An insane Death was not the first foe the gods faced. Long before Aixania took the first step onto Aeliad, other beings came into Eden, not mortal, not elemental. They were Outsiders to all, creatures of an endless war, demons and devils that rose up and assailed the Last Home; but Home has never been broken and never will be. These beings had come from outside the Circle, from a place that had been created before our world, but the gods had always their eyes turned inward the Circle, and they had never seen the Outer Realms, nor these beings of evil. The fiends had warred against each other since their inception, and the war would never end, for neither would ever die.

Of the Six, each took this turn of events in his own manner.
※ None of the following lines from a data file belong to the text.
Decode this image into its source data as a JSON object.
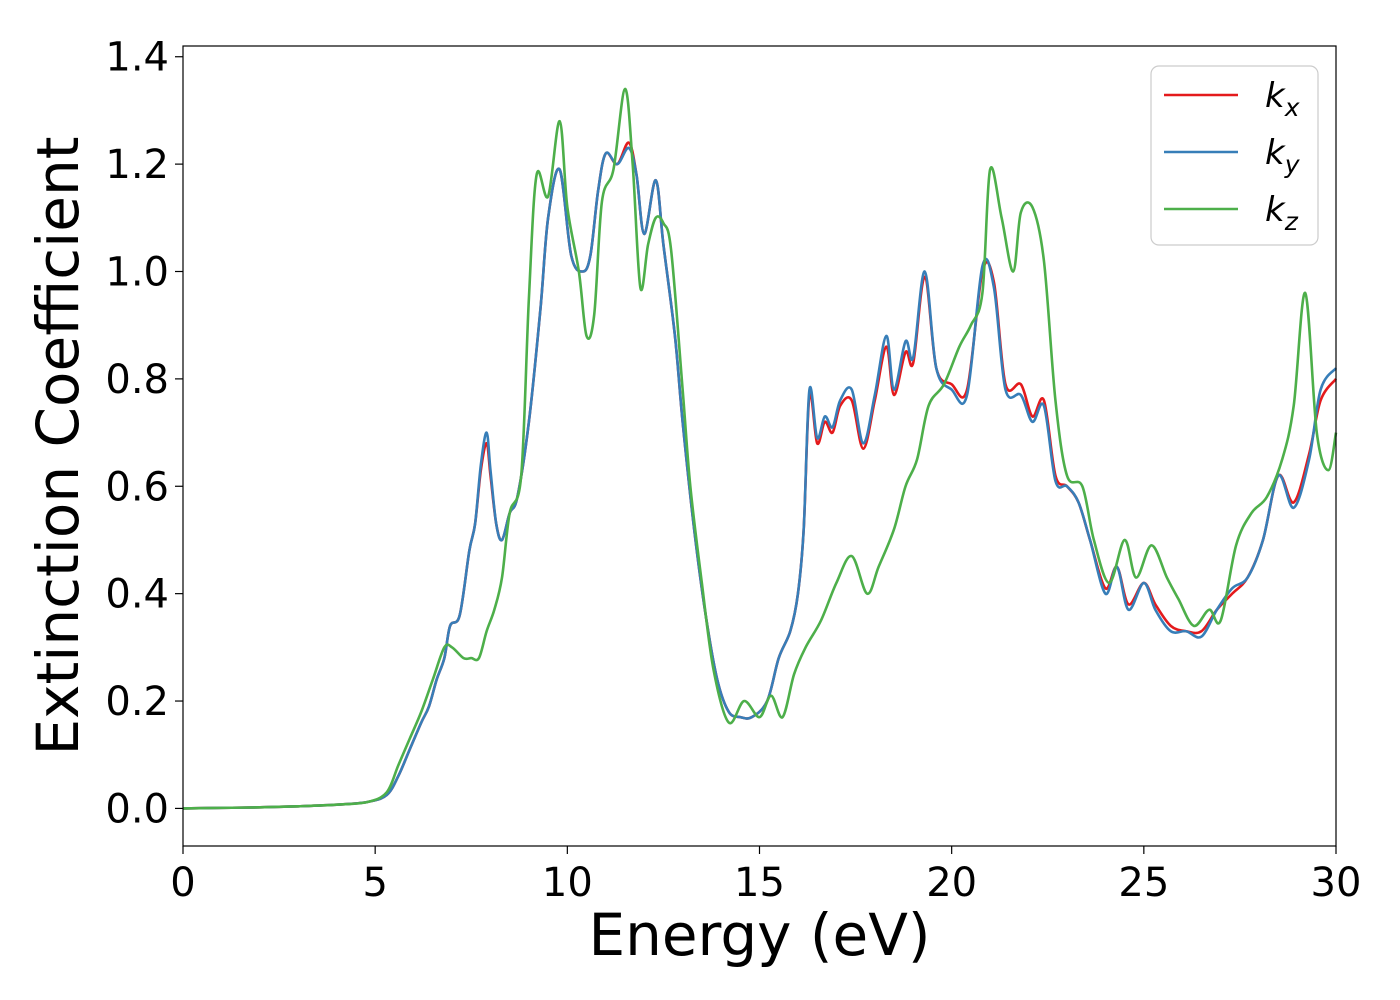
{
  "chart_data": {
    "type": "line",
    "title": "",
    "xlabel": "Energy (eV)",
    "ylabel": "Extinction Coefficient",
    "xlim": [
      0,
      30
    ],
    "ylim": [
      -0.07,
      1.42
    ],
    "xticks": [
      0,
      5,
      10,
      15,
      20,
      25,
      30
    ],
    "yticks": [
      0.0,
      0.2,
      0.4,
      0.6,
      0.8,
      1.0,
      1.2,
      1.4
    ],
    "xtick_labels": [
      "0",
      "5",
      "10",
      "15",
      "20",
      "25",
      "30"
    ],
    "ytick_labels": [
      "0.0",
      "0.2",
      "0.4",
      "0.6",
      "0.8",
      "1.0",
      "1.2",
      "1.4"
    ],
    "grid": false,
    "legend_position": "top-right",
    "series": [
      {
        "name": "k_x",
        "label_base": "k",
        "label_sub": "x",
        "color": "#e41a1c",
        "points": [
          [
            0,
            0
          ],
          [
            1,
            0.001
          ],
          [
            2,
            0.002
          ],
          [
            3,
            0.004
          ],
          [
            4,
            0.007
          ],
          [
            4.8,
            0.012
          ],
          [
            5.3,
            0.025
          ],
          [
            5.6,
            0.06
          ],
          [
            5.9,
            0.11
          ],
          [
            6.2,
            0.16
          ],
          [
            6.4,
            0.19
          ],
          [
            6.6,
            0.24
          ],
          [
            6.8,
            0.28
          ],
          [
            6.95,
            0.34
          ],
          [
            7.2,
            0.36
          ],
          [
            7.45,
            0.48
          ],
          [
            7.6,
            0.53
          ],
          [
            7.75,
            0.63
          ],
          [
            7.9,
            0.68
          ],
          [
            8.0,
            0.62
          ],
          [
            8.15,
            0.53
          ],
          [
            8.3,
            0.5
          ],
          [
            8.5,
            0.55
          ],
          [
            8.7,
            0.58
          ],
          [
            9.0,
            0.72
          ],
          [
            9.3,
            0.93
          ],
          [
            9.5,
            1.1
          ],
          [
            9.8,
            1.19
          ],
          [
            10.1,
            1.03
          ],
          [
            10.4,
            1.0
          ],
          [
            10.6,
            1.03
          ],
          [
            10.8,
            1.15
          ],
          [
            11.0,
            1.22
          ],
          [
            11.3,
            1.2
          ],
          [
            11.6,
            1.24
          ],
          [
            11.8,
            1.18
          ],
          [
            12.0,
            1.07
          ],
          [
            12.3,
            1.17
          ],
          [
            12.5,
            1.05
          ],
          [
            12.8,
            0.88
          ],
          [
            13.0,
            0.72
          ],
          [
            13.3,
            0.52
          ],
          [
            13.6,
            0.36
          ],
          [
            13.9,
            0.24
          ],
          [
            14.2,
            0.18
          ],
          [
            14.5,
            0.17
          ],
          [
            14.8,
            0.17
          ],
          [
            15.2,
            0.2
          ],
          [
            15.5,
            0.28
          ],
          [
            15.8,
            0.33
          ],
          [
            16.0,
            0.4
          ],
          [
            16.15,
            0.52
          ],
          [
            16.3,
            0.77
          ],
          [
            16.5,
            0.68
          ],
          [
            16.7,
            0.72
          ],
          [
            16.9,
            0.7
          ],
          [
            17.1,
            0.75
          ],
          [
            17.4,
            0.76
          ],
          [
            17.7,
            0.67
          ],
          [
            18.0,
            0.76
          ],
          [
            18.3,
            0.86
          ],
          [
            18.5,
            0.77
          ],
          [
            18.8,
            0.85
          ],
          [
            19.0,
            0.83
          ],
          [
            19.3,
            0.99
          ],
          [
            19.6,
            0.82
          ],
          [
            20.0,
            0.79
          ],
          [
            20.4,
            0.78
          ],
          [
            20.8,
            1.0
          ],
          [
            21.1,
            0.98
          ],
          [
            21.4,
            0.79
          ],
          [
            21.8,
            0.79
          ],
          [
            22.1,
            0.73
          ],
          [
            22.4,
            0.76
          ],
          [
            22.7,
            0.62
          ],
          [
            23.0,
            0.6
          ],
          [
            23.3,
            0.57
          ],
          [
            23.6,
            0.5
          ],
          [
            24.0,
            0.41
          ],
          [
            24.3,
            0.45
          ],
          [
            24.6,
            0.38
          ],
          [
            25.0,
            0.42
          ],
          [
            25.3,
            0.38
          ],
          [
            25.7,
            0.34
          ],
          [
            26.1,
            0.33
          ],
          [
            26.5,
            0.33
          ],
          [
            26.9,
            0.37
          ],
          [
            27.3,
            0.4
          ],
          [
            27.7,
            0.43
          ],
          [
            28.1,
            0.5
          ],
          [
            28.5,
            0.62
          ],
          [
            28.9,
            0.57
          ],
          [
            29.3,
            0.66
          ],
          [
            29.6,
            0.76
          ],
          [
            30.0,
            0.8
          ]
        ]
      },
      {
        "name": "k_y",
        "label_base": "k",
        "label_sub": "y",
        "color": "#377eb8",
        "points": [
          [
            0,
            0
          ],
          [
            1,
            0.001
          ],
          [
            2,
            0.002
          ],
          [
            3,
            0.004
          ],
          [
            4,
            0.007
          ],
          [
            4.8,
            0.012
          ],
          [
            5.3,
            0.025
          ],
          [
            5.6,
            0.06
          ],
          [
            5.9,
            0.11
          ],
          [
            6.2,
            0.16
          ],
          [
            6.4,
            0.19
          ],
          [
            6.6,
            0.24
          ],
          [
            6.8,
            0.28
          ],
          [
            6.95,
            0.34
          ],
          [
            7.2,
            0.36
          ],
          [
            7.45,
            0.48
          ],
          [
            7.6,
            0.53
          ],
          [
            7.75,
            0.64
          ],
          [
            7.9,
            0.7
          ],
          [
            8.0,
            0.63
          ],
          [
            8.15,
            0.53
          ],
          [
            8.3,
            0.5
          ],
          [
            8.5,
            0.55
          ],
          [
            8.7,
            0.58
          ],
          [
            9.0,
            0.72
          ],
          [
            9.3,
            0.93
          ],
          [
            9.5,
            1.1
          ],
          [
            9.8,
            1.19
          ],
          [
            10.1,
            1.03
          ],
          [
            10.4,
            1.0
          ],
          [
            10.6,
            1.03
          ],
          [
            10.8,
            1.15
          ],
          [
            11.0,
            1.22
          ],
          [
            11.3,
            1.2
          ],
          [
            11.6,
            1.23
          ],
          [
            11.8,
            1.18
          ],
          [
            12.0,
            1.07
          ],
          [
            12.3,
            1.17
          ],
          [
            12.5,
            1.05
          ],
          [
            12.8,
            0.88
          ],
          [
            13.0,
            0.72
          ],
          [
            13.3,
            0.52
          ],
          [
            13.6,
            0.36
          ],
          [
            13.9,
            0.24
          ],
          [
            14.2,
            0.18
          ],
          [
            14.5,
            0.17
          ],
          [
            14.8,
            0.17
          ],
          [
            15.2,
            0.2
          ],
          [
            15.5,
            0.28
          ],
          [
            15.8,
            0.33
          ],
          [
            16.0,
            0.4
          ],
          [
            16.15,
            0.52
          ],
          [
            16.3,
            0.78
          ],
          [
            16.5,
            0.69
          ],
          [
            16.7,
            0.73
          ],
          [
            16.9,
            0.71
          ],
          [
            17.1,
            0.76
          ],
          [
            17.4,
            0.78
          ],
          [
            17.7,
            0.68
          ],
          [
            18.0,
            0.77
          ],
          [
            18.3,
            0.88
          ],
          [
            18.5,
            0.78
          ],
          [
            18.8,
            0.87
          ],
          [
            19.0,
            0.84
          ],
          [
            19.3,
            1.0
          ],
          [
            19.6,
            0.82
          ],
          [
            20.0,
            0.78
          ],
          [
            20.4,
            0.77
          ],
          [
            20.8,
            1.01
          ],
          [
            21.1,
            0.97
          ],
          [
            21.4,
            0.78
          ],
          [
            21.8,
            0.77
          ],
          [
            22.1,
            0.72
          ],
          [
            22.4,
            0.75
          ],
          [
            22.7,
            0.61
          ],
          [
            23.0,
            0.6
          ],
          [
            23.3,
            0.57
          ],
          [
            23.6,
            0.5
          ],
          [
            24.0,
            0.4
          ],
          [
            24.3,
            0.45
          ],
          [
            24.6,
            0.37
          ],
          [
            25.0,
            0.42
          ],
          [
            25.3,
            0.37
          ],
          [
            25.7,
            0.33
          ],
          [
            26.1,
            0.33
          ],
          [
            26.5,
            0.32
          ],
          [
            26.9,
            0.37
          ],
          [
            27.3,
            0.41
          ],
          [
            27.7,
            0.43
          ],
          [
            28.1,
            0.5
          ],
          [
            28.5,
            0.62
          ],
          [
            28.9,
            0.56
          ],
          [
            29.3,
            0.65
          ],
          [
            29.6,
            0.78
          ],
          [
            30.0,
            0.82
          ]
        ]
      },
      {
        "name": "k_z",
        "label_base": "k",
        "label_sub": "z",
        "color": "#4daf4a",
        "points": [
          [
            0,
            0
          ],
          [
            1,
            0.001
          ],
          [
            2,
            0.002
          ],
          [
            3,
            0.004
          ],
          [
            4,
            0.007
          ],
          [
            4.8,
            0.012
          ],
          [
            5.3,
            0.03
          ],
          [
            5.6,
            0.08
          ],
          [
            5.9,
            0.13
          ],
          [
            6.2,
            0.18
          ],
          [
            6.5,
            0.24
          ],
          [
            6.8,
            0.3
          ],
          [
            7.0,
            0.3
          ],
          [
            7.3,
            0.28
          ],
          [
            7.5,
            0.28
          ],
          [
            7.7,
            0.28
          ],
          [
            7.9,
            0.33
          ],
          [
            8.1,
            0.37
          ],
          [
            8.3,
            0.43
          ],
          [
            8.5,
            0.55
          ],
          [
            8.8,
            0.62
          ],
          [
            9.0,
            0.95
          ],
          [
            9.2,
            1.18
          ],
          [
            9.5,
            1.14
          ],
          [
            9.8,
            1.28
          ],
          [
            10.0,
            1.12
          ],
          [
            10.3,
            1.0
          ],
          [
            10.5,
            0.88
          ],
          [
            10.7,
            0.92
          ],
          [
            10.9,
            1.13
          ],
          [
            11.2,
            1.19
          ],
          [
            11.5,
            1.34
          ],
          [
            11.7,
            1.2
          ],
          [
            11.9,
            0.97
          ],
          [
            12.1,
            1.05
          ],
          [
            12.3,
            1.1
          ],
          [
            12.5,
            1.09
          ],
          [
            12.7,
            1.04
          ],
          [
            13.0,
            0.78
          ],
          [
            13.2,
            0.6
          ],
          [
            13.5,
            0.42
          ],
          [
            13.8,
            0.26
          ],
          [
            14.2,
            0.16
          ],
          [
            14.6,
            0.2
          ],
          [
            15.0,
            0.17
          ],
          [
            15.3,
            0.21
          ],
          [
            15.6,
            0.17
          ],
          [
            15.9,
            0.25
          ],
          [
            16.2,
            0.3
          ],
          [
            16.6,
            0.35
          ],
          [
            17.0,
            0.42
          ],
          [
            17.4,
            0.47
          ],
          [
            17.8,
            0.4
          ],
          [
            18.1,
            0.45
          ],
          [
            18.5,
            0.52
          ],
          [
            18.8,
            0.6
          ],
          [
            19.1,
            0.65
          ],
          [
            19.4,
            0.75
          ],
          [
            19.8,
            0.79
          ],
          [
            20.2,
            0.86
          ],
          [
            20.5,
            0.9
          ],
          [
            20.8,
            0.96
          ],
          [
            21.0,
            1.19
          ],
          [
            21.3,
            1.1
          ],
          [
            21.6,
            1.0
          ],
          [
            21.8,
            1.11
          ],
          [
            22.1,
            1.12
          ],
          [
            22.4,
            1.02
          ],
          [
            22.7,
            0.76
          ],
          [
            23.0,
            0.62
          ],
          [
            23.4,
            0.6
          ],
          [
            23.7,
            0.5
          ],
          [
            24.1,
            0.42
          ],
          [
            24.5,
            0.5
          ],
          [
            24.8,
            0.43
          ],
          [
            25.2,
            0.49
          ],
          [
            25.6,
            0.43
          ],
          [
            25.9,
            0.39
          ],
          [
            26.3,
            0.34
          ],
          [
            26.7,
            0.37
          ],
          [
            27.0,
            0.35
          ],
          [
            27.4,
            0.49
          ],
          [
            27.8,
            0.55
          ],
          [
            28.2,
            0.58
          ],
          [
            28.6,
            0.65
          ],
          [
            28.9,
            0.75
          ],
          [
            29.2,
            0.96
          ],
          [
            29.5,
            0.7
          ],
          [
            29.8,
            0.63
          ],
          [
            30.0,
            0.7
          ]
        ]
      }
    ]
  }
}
Malenfere suddenly stood and laughed aloud, a booming, mad cackle, and he burst forth with flame and vanished as the others looked on, for they knew he was gone and among the hordes outside and fighting. They would not see him in the Home again for a long count of time. His presence remained on the now-battlefield, in the form of a great fiery one, demon or devil, fighting on either side, trading to the other when the tide turned and thrusting the advantage in the opposite direction. Truly it was the time of Fire. The flames he threw as a brand for his enemies but soon stole a great sword from a terrible demon chieftain with which he cleaved the hordes in twain with a passion for the ages. He would even be joined for a time by Spiria, who delivered to him Tuhrag, who joined the Volcanne in Malenfere’s grip to slay many fiends. Spiria had her fill of the fighting in short, and the ways of the Outsiders disturbed her. She rather remained aloof and rarely associated with them, usually following at her brother’s heels. Ere her leaving she made an effort to persuade him to retire, but he would not. It is said that perhaps Home would have been breached had Malenfere not kept the hordes so occupied with killing each other.